Закатные твари! «Великой Талигойи» не существует лет пятьсот. Есть великий Талиг, который пытаются угробить.
– Благодарю, Жильбер, – не объяснять же мальчишке то, что не понимает его отец. – Что за новости вы привезли?
– Драгуны и сборщики уничтожены, – радостно выпалил наследник достойного барона, – их начальники повешены вверх ногами на стенах Гайярэ и Сэ.
– Сэ?! А что графиня?
– Мать предателей бежала. Мой герцог, вы отмщены.
Вот она, закатная волна! Поднялась и накрыла. Вместе с целой провинцией. Что чувствует факел, который швырнули в пороховой склад? Что он может изменить? Прикажи Робер Эпинэ остановиться, его не послушают, а хоть бы и послушали, сделанного не воротишь. Зарезанные драгуны, повешенные мытари, перебитые «навозники». Тут ни Савиньяки, ни сам Алва ничего не изменят, бунты усмиряют одним способом – кровью.
Повелитель Молний улыбнулся:
– Жильбер, благодарю вас. Вам выпала трудная дорога.
– Я загнал двух коней! – в голосе юнца слышалась гордость.
Только дураки загоняют коней. Только дураки пилят сук, на котором сидят, и поджигают собственный дом, но дело сделано. С бегством Арлетты исчезла последняя надежда покончить миром.
– Никола, позаботьтесь о господине Сэц-Ариже и соберите в оружейной тех, кого сочтете нужным. Бдящие еще не ушли?
– Нет, сударь. Позвать?
– Пусть отправляются в храм и делают, что положено.

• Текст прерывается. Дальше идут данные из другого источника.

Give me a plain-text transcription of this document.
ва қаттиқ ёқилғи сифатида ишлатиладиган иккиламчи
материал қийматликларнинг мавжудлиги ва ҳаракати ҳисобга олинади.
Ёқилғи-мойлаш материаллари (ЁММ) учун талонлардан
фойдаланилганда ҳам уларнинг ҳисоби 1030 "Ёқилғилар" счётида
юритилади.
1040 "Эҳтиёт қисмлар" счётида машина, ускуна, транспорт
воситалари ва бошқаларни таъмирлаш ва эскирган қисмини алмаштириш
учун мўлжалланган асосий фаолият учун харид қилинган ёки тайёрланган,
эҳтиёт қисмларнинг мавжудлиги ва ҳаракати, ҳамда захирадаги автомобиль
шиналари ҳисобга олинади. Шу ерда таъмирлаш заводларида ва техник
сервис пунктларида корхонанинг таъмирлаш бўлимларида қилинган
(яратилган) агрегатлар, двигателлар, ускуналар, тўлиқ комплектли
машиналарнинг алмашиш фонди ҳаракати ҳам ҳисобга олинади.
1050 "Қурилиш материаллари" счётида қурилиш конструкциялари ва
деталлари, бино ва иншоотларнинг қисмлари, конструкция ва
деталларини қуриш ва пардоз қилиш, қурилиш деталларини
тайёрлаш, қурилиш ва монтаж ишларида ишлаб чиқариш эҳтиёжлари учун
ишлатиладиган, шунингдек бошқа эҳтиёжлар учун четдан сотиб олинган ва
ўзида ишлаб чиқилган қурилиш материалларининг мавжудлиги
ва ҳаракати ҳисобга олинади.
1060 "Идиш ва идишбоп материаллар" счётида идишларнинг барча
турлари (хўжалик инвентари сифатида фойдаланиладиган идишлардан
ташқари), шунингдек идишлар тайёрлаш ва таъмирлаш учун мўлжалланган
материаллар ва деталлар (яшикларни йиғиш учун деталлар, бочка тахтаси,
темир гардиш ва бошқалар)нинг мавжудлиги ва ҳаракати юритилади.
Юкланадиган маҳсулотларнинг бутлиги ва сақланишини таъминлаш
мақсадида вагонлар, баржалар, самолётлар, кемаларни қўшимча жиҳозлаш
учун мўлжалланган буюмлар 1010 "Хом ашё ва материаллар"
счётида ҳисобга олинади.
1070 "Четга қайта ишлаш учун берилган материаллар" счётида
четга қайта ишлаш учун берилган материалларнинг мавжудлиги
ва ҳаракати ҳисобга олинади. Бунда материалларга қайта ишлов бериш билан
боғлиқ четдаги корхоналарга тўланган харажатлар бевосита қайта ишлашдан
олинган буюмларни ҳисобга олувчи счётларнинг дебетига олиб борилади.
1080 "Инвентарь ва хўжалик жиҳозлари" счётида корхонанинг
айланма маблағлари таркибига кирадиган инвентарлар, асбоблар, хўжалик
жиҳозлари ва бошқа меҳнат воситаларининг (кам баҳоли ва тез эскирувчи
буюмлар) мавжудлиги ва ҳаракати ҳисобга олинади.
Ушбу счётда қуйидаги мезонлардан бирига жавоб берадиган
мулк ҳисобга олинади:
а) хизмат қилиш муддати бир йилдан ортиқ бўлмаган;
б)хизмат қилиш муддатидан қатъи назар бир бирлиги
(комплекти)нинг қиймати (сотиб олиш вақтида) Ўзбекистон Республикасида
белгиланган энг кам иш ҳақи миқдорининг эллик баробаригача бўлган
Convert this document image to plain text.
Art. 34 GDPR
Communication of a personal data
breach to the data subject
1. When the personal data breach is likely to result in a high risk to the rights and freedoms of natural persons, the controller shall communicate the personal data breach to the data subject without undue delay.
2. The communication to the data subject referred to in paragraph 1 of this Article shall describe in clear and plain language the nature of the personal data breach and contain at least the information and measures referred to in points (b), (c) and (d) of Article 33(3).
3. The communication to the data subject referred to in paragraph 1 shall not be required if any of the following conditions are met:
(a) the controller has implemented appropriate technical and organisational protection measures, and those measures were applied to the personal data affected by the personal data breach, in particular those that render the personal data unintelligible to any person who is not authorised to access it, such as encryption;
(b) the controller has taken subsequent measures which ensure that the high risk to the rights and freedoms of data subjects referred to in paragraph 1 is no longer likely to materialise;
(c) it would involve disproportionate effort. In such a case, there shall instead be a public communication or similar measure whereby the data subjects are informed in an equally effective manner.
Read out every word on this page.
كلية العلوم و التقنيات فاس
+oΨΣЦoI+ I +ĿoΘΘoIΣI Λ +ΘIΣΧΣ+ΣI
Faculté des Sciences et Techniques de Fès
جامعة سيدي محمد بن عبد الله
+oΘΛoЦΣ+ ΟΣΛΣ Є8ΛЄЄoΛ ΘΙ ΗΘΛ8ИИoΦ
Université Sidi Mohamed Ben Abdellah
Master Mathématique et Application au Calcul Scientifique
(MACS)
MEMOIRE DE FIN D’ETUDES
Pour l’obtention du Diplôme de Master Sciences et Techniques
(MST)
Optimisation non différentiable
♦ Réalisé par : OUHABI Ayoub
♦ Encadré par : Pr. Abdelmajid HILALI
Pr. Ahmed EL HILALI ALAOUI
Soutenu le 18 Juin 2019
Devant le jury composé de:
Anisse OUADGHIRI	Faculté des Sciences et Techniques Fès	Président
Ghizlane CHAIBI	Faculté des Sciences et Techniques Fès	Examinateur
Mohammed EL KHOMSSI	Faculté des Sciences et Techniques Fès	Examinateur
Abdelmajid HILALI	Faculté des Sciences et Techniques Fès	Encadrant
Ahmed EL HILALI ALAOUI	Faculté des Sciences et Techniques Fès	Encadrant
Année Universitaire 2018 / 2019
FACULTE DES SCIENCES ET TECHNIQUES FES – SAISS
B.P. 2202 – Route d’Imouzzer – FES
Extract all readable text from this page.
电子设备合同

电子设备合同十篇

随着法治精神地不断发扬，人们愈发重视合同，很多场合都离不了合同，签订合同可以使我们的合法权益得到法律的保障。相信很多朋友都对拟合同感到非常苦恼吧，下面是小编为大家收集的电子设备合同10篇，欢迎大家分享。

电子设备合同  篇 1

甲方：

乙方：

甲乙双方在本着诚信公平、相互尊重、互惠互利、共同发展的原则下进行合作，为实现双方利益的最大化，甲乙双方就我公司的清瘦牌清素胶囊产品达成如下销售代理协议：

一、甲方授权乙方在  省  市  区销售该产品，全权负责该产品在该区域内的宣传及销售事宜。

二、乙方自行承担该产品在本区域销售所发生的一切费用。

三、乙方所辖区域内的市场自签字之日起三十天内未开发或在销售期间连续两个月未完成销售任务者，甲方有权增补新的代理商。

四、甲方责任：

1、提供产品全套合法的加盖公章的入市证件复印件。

Ему не удалось побыть с мертвой Жозиной, как не удалось побыть с живой. Нет времени ни на молитвы, ни на сожаленья. Нужно налаживать оборону, собирать людей, искать оружие… Лэйе Астрапэ, ну почему все это свалилось на его голову?! За что?
Глава 2
Оллария
«Le Neuf des Deniers & Le Roi des Deniers & Le Valet des Coupes»
[84]
1
О том, что его величество желает видеть на Совете Меча свою пока еще супругу и будет в ее будуаре через час, Катарину Ариго уведомил Леонард Манрик. Сынок кансилльера держался так, словно только что проглотил палку, к тому же прекислую. Головастик и тот бы понял – поручение рыжему ублюдку поперек горла. Это могло означать многое, а могло ничего не означать. После приснопамятной истории с сонетами Леонард в покоях опальной королевы больше трех минут не задерживался, чему Луиза была несказанно рада. Что по этому поводу думала Катарина Ариго, никто не знал, но она спокойно выслушала новоявленного маршала и приказала подать черное бархатное платье.